Südfrucht auf Galeriewand

Doch vor allem gab es dort Maurizio Catellan und den Bananen-Hype. Kaum hatte der Starkünstler, bekannt für seinen visuellen Sarkasmus, die krumme, von Künstlern seit Giorgio de Chirico immer wieder satirisch inszenierte Südfrucht mit Panzertape an die Wand der Galerie von Emanuel Perrotin geklebt und sie mit dem überdeutlichen Titel „Comedian“ versehen, da rastete die selfie-süchtige Kunstgemeinde wie von Cattelan kalkuliert aus: Horden von Besuchern fotografierten sich und das Readymade so lange, bis es sein Galerist entfernen ließ. Zuvor hatte er zwei Exemplare der Edition à 120 000 und das letzte für 150 000 Dollar verkauft. Catellans Coup nach dem Muster von Marcel Duchamps industriell hergestelltem Flaschentrockner, den dieser 1914 in eine Ausstellung schleuste, feierte seinen durchschlagenden Erfolg dank Instagram.

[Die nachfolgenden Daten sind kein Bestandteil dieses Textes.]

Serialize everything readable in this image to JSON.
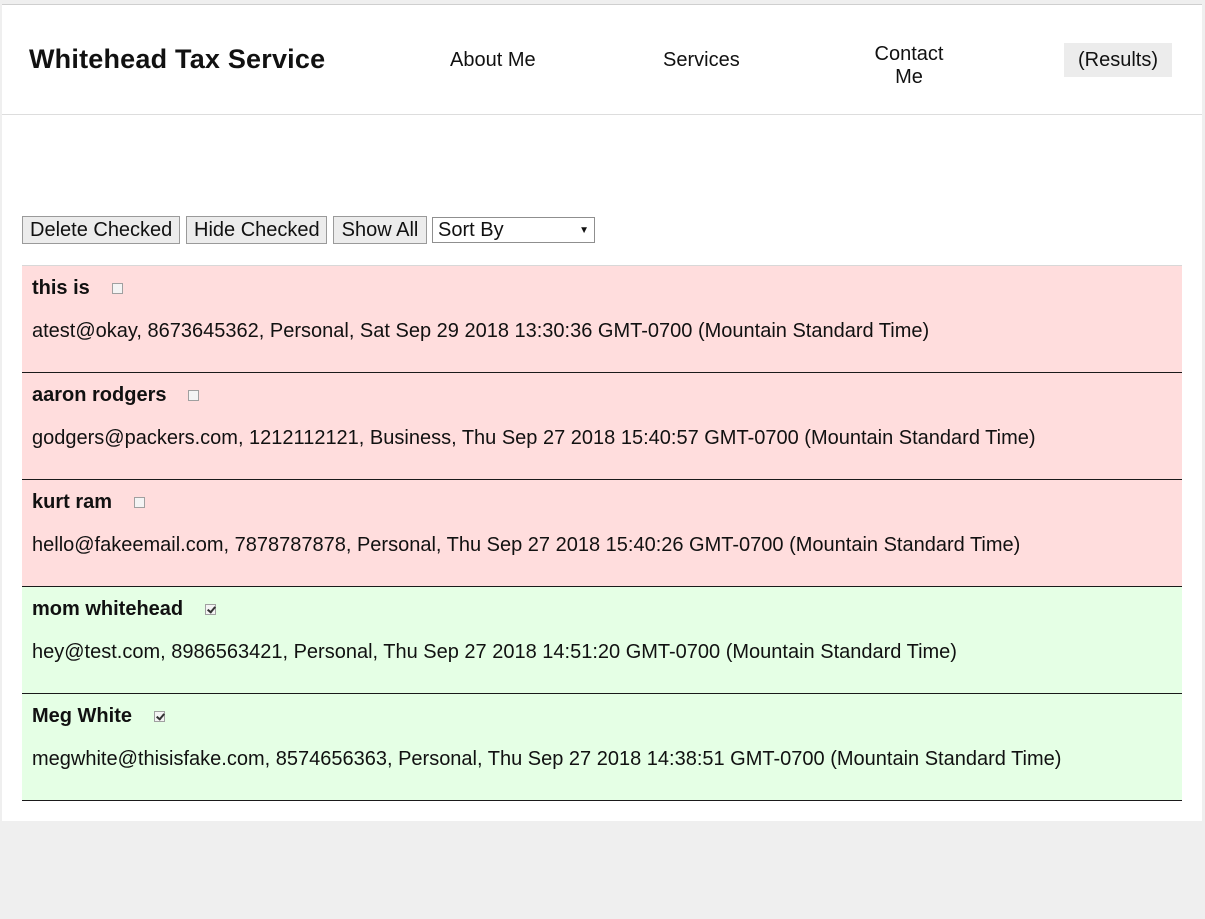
{
  "header": {
    "brand": "Whitehead Tax Service",
    "nav": {
      "about": "About Me",
      "services": "Services",
      "contact": "Contact Me",
      "results": "(Results)"
    }
  },
  "toolbar": {
    "delete_label": "Delete Checked",
    "hide_label": "Hide Checked",
    "show_label": "Show All",
    "sort_value": "Sort By"
  },
  "colors": {
    "unchecked_row": "#ffdddd",
    "checked_row": "#e5ffe5",
    "results_tab_bg": "#ececec"
  },
  "entries": [
    {
      "name": "this is",
      "checked": false,
      "detail": "atest@okay, 8673645362, Personal, Sat Sep 29 2018 13:30:36 GMT-0700 (Mountain Standard Time)"
    },
    {
      "name": "aaron rodgers",
      "checked": false,
      "detail": "godgers@packers.com, 1212112121, Business, Thu Sep 27 2018 15:40:57 GMT-0700 (Mountain Standard Time)"
    },
    {
      "name": "kurt ram",
      "checked": false,
      "detail": "hello@fakeemail.com, 7878787878, Personal, Thu Sep 27 2018 15:40:26 GMT-0700 (Mountain Standard Time)"
    },
    {
      "name": "mom whitehead",
      "checked": true,
      "detail": "hey@test.com, 8986563421, Personal, Thu Sep 27 2018 14:51:20 GMT-0700 (Mountain Standard Time)"
    },
    {
      "name": "Meg White",
      "checked": true,
      "detail": "megwhite@thisisfake.com, 8574656363, Personal, Thu Sep 27 2018 14:38:51 GMT-0700 (Mountain Standard Time)"
    }
  ]
}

Instagramability ist ein nicht zu unterschätzender Faktor für die Produktion von Kunst geworden. Je monumentaler, glitzernder, spiegelnder, cartoonesker ein Werk, desto besser verkauft es sich auf dem Markt. Nicht zuletzt damit hängt der rasante Erfolg des ehemaligen Street-Art-Künstlers Kaws alias Brian Donnelly zusammen, dem 2,6 Millionen Fans online folgen und dessen Gemälde „The Kaws Album“ bei Sotheby’s in Hongkong im April mit 14,8 Millionen Dollar das 14-fache seines Schätzwerts brachte. Ebenso sind Jeppe Heins Spiegelobjekte mit Sinnsprüchen wie „Follow your dreams“, Olafur Eliassons Kaleidoskope aus Spiegelglas und Aluminium oder die spiegelnd konkaven Edelstahlskulpturen von Anish Kapoor Instagram-Renner, auch wenn sie ursprünglich nicht für das Medium entworfen wurden. Ungeschlagen omnipräsent auf der Plattform bleiben die „Infinity Mirror Rooms“ der japanischen Künstlerin Yayoi Kusama, die die inzwischen 90-Jährige seit 1965 entwirft. Sie markieren einen Trend hin zu immersiven Rauminstallationen, wie sie ähnlich auch das japanische Kollektiv TeamLab konstruiert. Voraussetzung hierfür sind avantgardistische Technologien.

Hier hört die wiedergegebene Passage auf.